The International Boxing Association (AIBA) has suspended a number of judges from the Rio Olympics after a series of controversial decisions led to public questioning of their credibility.
AIBA were the subject of a headline-grabbing rant from Irish bantamweight Michael Conlan who accused the organisation of corruption after he controversially lost on a unanimous decision to Russian Vladimir Nikitin in the quarter-final.
All three judges for Conlan's fight awarded the third and final round to Nikitin, yet stats from boxing data provider Compubox reveal the Irishman landed 31 punches from 126 thrown compared to his opponents' 21 punches from 87 thrown.
"AIBA are cheats, they're f***ing cheats it's as simple as that," Conlan raged. "They're cheating bastards, they're paying everybody...Amateur boxing stinks, from the core right to the top."

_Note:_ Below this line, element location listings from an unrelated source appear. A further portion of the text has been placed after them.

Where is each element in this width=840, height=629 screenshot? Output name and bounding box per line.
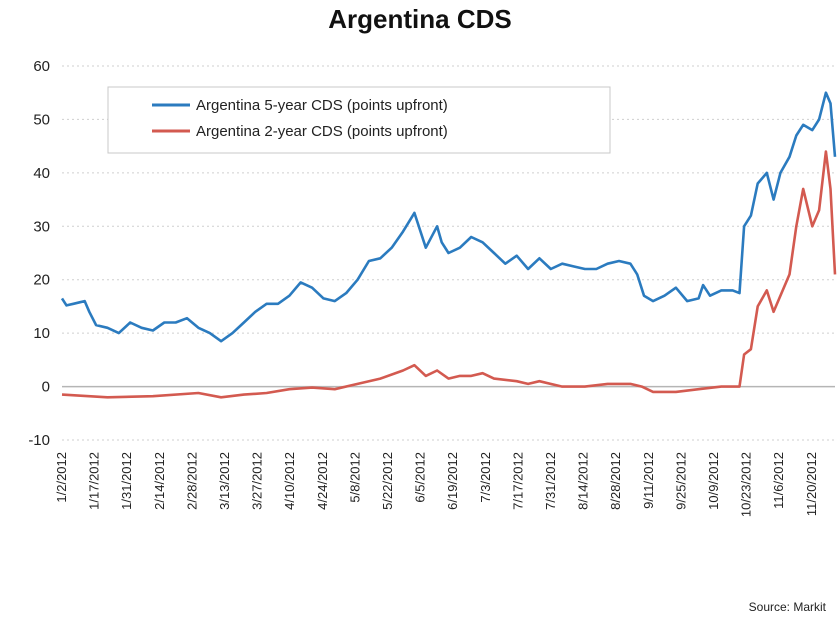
y-tick-label: -10 <box>28 432 50 449</box>
x-tick-label: 10/23/2012 <box>739 452 754 517</box>
y-tick-label: 60 <box>33 58 50 75</box>
x-tick-label: 7/31/2012 <box>543 452 558 510</box>
x-tick-label: 1/17/2012 <box>87 452 102 510</box>
x-axis-ticks: 1/2/2012 1/17/2012 1/31/2012 2/14/2012 2/28/… <box>54 452 819 517</box>
x-tick-label: 3/27/2012 <box>250 452 265 510</box>
chart-title: Argentina CDS <box>328 4 512 34</box>
x-tick-label: 9/11/2012 <box>641 452 656 509</box>
x-tick-label: 5/8/2012 <box>347 452 362 503</box>
x-tick-label: 6/5/2012 <box>413 452 428 503</box>
x-tick-label: 1/31/2012 <box>119 452 134 510</box>
legend: Argentina 5-year CDS (points upfront) Arg… <box>107 86 611 154</box>
source-note: Source: Markit <box>748 600 826 614</box>
series-line-2 <box>61 150 837 399</box>
x-tick-label: 9/25/2012 <box>673 452 688 510</box>
y-tick-label: 30 <box>33 218 50 235</box>
y-tick-label: 10 <box>33 325 50 342</box>
legend-label: Argentina 2-year CDS (points upfront) <box>196 123 448 140</box>
y-axis-ticks: -10 0 10 20 30 40 50 60 <box>28 58 50 449</box>
x-tick-label: 2/28/2012 <box>184 452 199 510</box>
x-tick-label: 8/14/2012 <box>576 452 591 510</box>
x-tick-label: 2/14/2012 <box>152 452 167 510</box>
y-tick-label: 50 <box>33 111 50 128</box>
x-tick-label: 10/9/2012 <box>706 452 721 510</box>
x-tick-label: 7/3/2012 <box>478 452 493 503</box>
series-lines <box>60 91 837 399</box>
x-tick-label: 8/28/2012 <box>608 452 623 510</box>
x-tick-label: 6/19/2012 <box>445 452 460 510</box>
y-tick-label: 0 <box>42 379 50 396</box>
x-tick-label: 4/10/2012 <box>282 452 297 510</box>
x-tick-label: 3/13/2012 <box>217 452 232 510</box>
legend-box <box>107 86 611 154</box>
x-tick-label: 7/17/2012 <box>510 452 525 510</box>
x-tick-label: 11/20/2012 <box>804 452 819 516</box>
y-tick-label: 40 <box>33 165 50 182</box>
x-tick-label: 1/2/2012 <box>54 452 69 503</box>
x-tick-label: 5/22/2012 <box>380 452 395 510</box>
y-tick-label: 20 <box>33 272 50 289</box>
legend-label: Argentina 5-year CDS (points upfront) <box>196 97 448 114</box>
x-tick-label: 4/24/2012 <box>315 452 330 510</box>
series-line-1 <box>60 91 837 343</box>
x-tick-label: 11/6/2012 <box>771 452 786 509</box>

His angry response came after widespread outrage from boxing pundits over the decision to award the heavyweight boxing final to Russian Evgeny Tishchenko, despite Kazakh opponent Vassiliy Levit landing 27 more punches at a more accurate rate, and was followed by another controversial loss for American Gary Russell who the onlooking Floyd Mayweather Jr claimed had been "robbed".
AIBA has since prompted into reviewing all 239 bouts that have taken place at the Games so far and sent home judges it deemed responsible for sub-par decisions in a small number of fights.
"The AIBA R&J Commission has reviewed all decisions and determined that less than a handful of the decisions were not at the level expected and consequently it has been decided...that the concerned referees and judges will no longer officiate at the Rio 2016 Olympic Games," the organisation said in a statement.
AIBA has been dogged by allegations of corruption ahead of the last two Olympics but in an apparent warning to fighters such as Conlan said it would take legal action against any unsubstantiated accusations.
Ahead of this year's Games, the Guardian reported that bouts in Rio could be fixed, citing anonymous officials within the sport.
"With regard to corruption, we would like to strongly restate that unless tangible proof is put forward, not rumours, we will continue to use any means, including legal disciplinary actions to protect our sport and its R&J community whose integrity is constantly put into question.
"The organisation will not be deterred by subjective judgements made by discontented parties. We welcome all parties to come forward and provide evidence in order to take appropriate and immediate action."